The Olympiad and culture

The prospect of holding the Olympic Games in Athens in 2004 also engendered great hopes for culture, because the preparations for the Games coincided with a transitional period for the capital’s cultural infrastructure. Athens’s backwardness in this respect had sparked lively discussion in the early 1990s about the need to boost the city. When the Basil and Elise Goulandris Foundation announced the construction of a Museum of Contemporary Art at the same time as the extension of the Benaki and Cycladic museums, it marked the beginning of a new era. Meanwhile, the formation of the company for the unification of Athens’s archaeological sites (EAXA) raised hopes that the management of the Classical heritage was being put on a sound new basis. Now, six years after Juan Antonio Samaranch pronounced the word «Athens,» the initial impetus has slackened. Athens will greet its visitors in 2004 without a Museum of Contemporary Art – what is left of the Fix factory on Syngrou Avenue cannot be made ready in less than 16 months. Efforts are being made to get the ground floor of the old factory ready to house the «Olympic» production of the National Museum of Contemporary Art. This does not mean that 2004 will not leave a legacy to the city.
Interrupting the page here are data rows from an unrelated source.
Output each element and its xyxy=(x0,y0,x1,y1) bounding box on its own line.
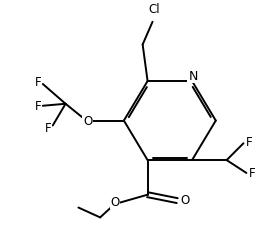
Text: F: F xyxy=(246,135,253,148)
Text: F: F xyxy=(35,75,41,88)
Text: Cl: Cl xyxy=(149,3,160,16)
Text: F: F xyxy=(35,100,41,113)
Text: O: O xyxy=(83,115,92,128)
Text: O: O xyxy=(180,193,190,206)
Text: F: F xyxy=(249,167,256,180)
Text: N: N xyxy=(188,69,198,82)
Text: O: O xyxy=(110,195,120,208)
Text: F: F xyxy=(44,121,51,135)
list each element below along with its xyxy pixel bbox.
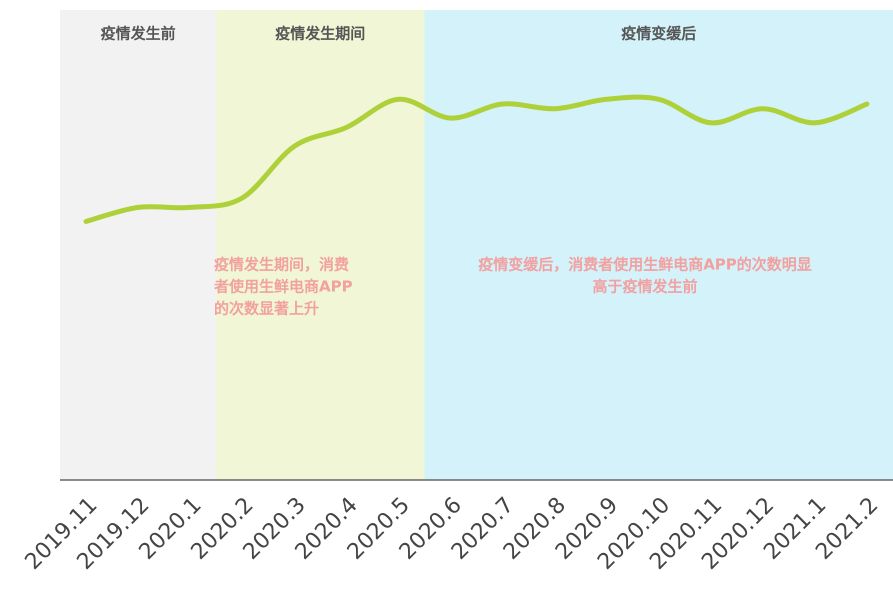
- annotation: 的次数显著上升: [214, 300, 319, 318]
- region-label: 疫情发生前: [101, 25, 176, 43]
- region-band: [216, 10, 425, 480]
- annotation: 者使用生鲜电商APP: [214, 278, 353, 296]
- region-band: [60, 10, 217, 480]
- region-label: 疫情变缓后: [621, 25, 696, 43]
- annotation: 疫情变缓后，消费者使用生鲜电商APP的次数明显: [478, 256, 812, 274]
- region-label: 疫情发生期间: [275, 25, 365, 43]
- annotation: 疫情发生期间，消费: [214, 256, 349, 274]
- annotation: 高于疫情发生前: [592, 278, 697, 296]
- data-line: [83, 94, 870, 224]
- region-band: [424, 10, 893, 480]
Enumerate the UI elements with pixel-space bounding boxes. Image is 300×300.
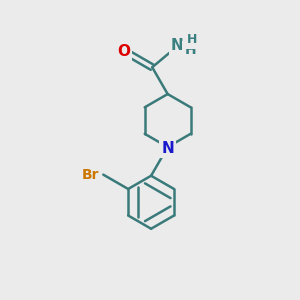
Text: H: H — [184, 43, 196, 57]
Text: N: N — [161, 141, 174, 156]
Text: N: N — [171, 38, 184, 53]
Text: Br: Br — [81, 168, 99, 182]
Text: H: H — [187, 34, 197, 46]
Text: O: O — [117, 44, 130, 59]
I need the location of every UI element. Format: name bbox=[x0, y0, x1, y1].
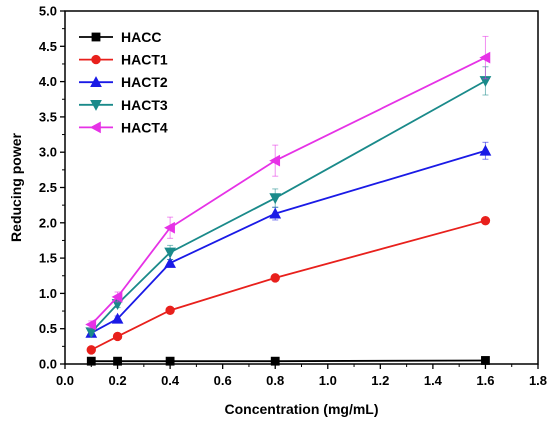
x-tick-label: 1.0 bbox=[319, 373, 337, 388]
data-point bbox=[86, 356, 96, 366]
data-point bbox=[111, 312, 124, 324]
y-tick-label: 1.5 bbox=[39, 251, 57, 266]
legend-label: HACT1 bbox=[121, 52, 168, 68]
x-axis-title: Concentration (mg/mL) bbox=[225, 401, 379, 417]
legend-marker bbox=[90, 76, 102, 88]
series-hact2 bbox=[85, 141, 492, 338]
x-tick-label: 0.2 bbox=[109, 373, 127, 388]
legend-label: HACC bbox=[121, 29, 161, 45]
data-point bbox=[113, 356, 122, 366]
data-point bbox=[86, 345, 96, 355]
x-tick-label: 0.8 bbox=[266, 373, 284, 388]
data-point bbox=[164, 221, 175, 234]
data-point bbox=[270, 356, 280, 366]
legend-label: HACT4 bbox=[121, 119, 168, 135]
y-tick-label: 0.0 bbox=[39, 357, 57, 372]
data-point bbox=[481, 356, 490, 365]
data-point bbox=[269, 193, 282, 205]
data-point bbox=[85, 318, 97, 331]
y-tick-label: 0.5 bbox=[39, 321, 57, 336]
x-tick-label: 1.4 bbox=[424, 373, 443, 388]
series-hact4 bbox=[85, 35, 491, 331]
x-tick-label: 0.6 bbox=[214, 373, 232, 388]
legend-marker bbox=[90, 99, 102, 111]
x-tick-label: 0.0 bbox=[56, 373, 74, 388]
y-axis-title: Reducing power bbox=[8, 133, 24, 242]
data-point bbox=[270, 273, 280, 283]
legend: HACC HACT1 HACT2 HACT3 HACT4 bbox=[79, 29, 168, 135]
legend-label: HACT3 bbox=[121, 97, 168, 113]
data-point bbox=[269, 154, 281, 167]
legend-marker bbox=[91, 54, 101, 65]
series-hact1 bbox=[86, 215, 491, 355]
legend-marker bbox=[89, 121, 101, 134]
y-tick-label: 5.0 bbox=[39, 4, 57, 19]
data-point bbox=[269, 207, 282, 219]
legend-item: HACT4 bbox=[79, 119, 168, 135]
series-line bbox=[90, 219, 486, 351]
legend-label: HACT2 bbox=[121, 74, 168, 90]
legend-marker bbox=[91, 32, 101, 42]
data-point bbox=[479, 144, 492, 156]
legend-item: HACT1 bbox=[79, 52, 168, 68]
y-tick-label: 4.0 bbox=[39, 74, 57, 89]
y-tick-label: 3.0 bbox=[39, 145, 57, 160]
y-tick-label: 2.0 bbox=[39, 215, 57, 230]
legend-item: HACT2 bbox=[79, 74, 168, 90]
y-tick-label: 4.5 bbox=[39, 39, 57, 54]
series-layer bbox=[85, 35, 492, 366]
x-tick-label: 1.2 bbox=[371, 373, 389, 388]
data-point bbox=[165, 305, 175, 316]
y-tick-label: 1.0 bbox=[39, 286, 57, 301]
y-tick-label: 3.5 bbox=[39, 109, 57, 124]
data-point bbox=[479, 51, 491, 64]
data-point bbox=[164, 247, 176, 259]
series-line bbox=[90, 149, 486, 334]
axis-ticks: 0.0 0.2 0.4 0.6 0.8 1.0 1.2 1.4 1.6 1.8 0.0 0.5 1.0 1… bbox=[39, 4, 547, 389]
legend-item: HACT3 bbox=[79, 97, 168, 113]
legend-item: HACC bbox=[79, 29, 161, 45]
x-tick-label: 0.4 bbox=[161, 373, 180, 388]
data-point bbox=[480, 215, 491, 226]
data-point bbox=[112, 331, 123, 342]
series-line bbox=[91, 359, 486, 363]
data-point bbox=[111, 291, 123, 303]
x-tick-label: 1.6 bbox=[476, 373, 494, 388]
data-point bbox=[165, 356, 175, 366]
series-hacc bbox=[86, 356, 490, 366]
x-tick-label: 1.8 bbox=[529, 373, 547, 388]
data-point bbox=[164, 257, 176, 268]
y-tick-label: 2.5 bbox=[39, 180, 57, 195]
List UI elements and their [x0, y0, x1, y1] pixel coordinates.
The refurbishment of major museums (including the National Archaeological Museum and the museums at Kerameikos and Marathon), the enhancement of six of the most important archaeological sites (slopes of the Acropolis, Philopappou, Olympion, Ancient Agora, Roman Agora and Kerameikos), and the restoration of significant architectural monuments (Panathenaic Stadium, Zappeion Mansion and others) are among the Olympic dowry of Athens. New infrastructure includes the New Acropolis Museum (which is unlikely, however, to be complete), the National Gallery’s new sculpture gallery in Goudi, the Museum of Islamic Art in Pireos Street (from the Benaki Museum), Irini Pappas’s theater school in the shell of the old Sanitas factory, also on Pireos, and the extension of the Athens Concert Hall, which may have some surprises in store.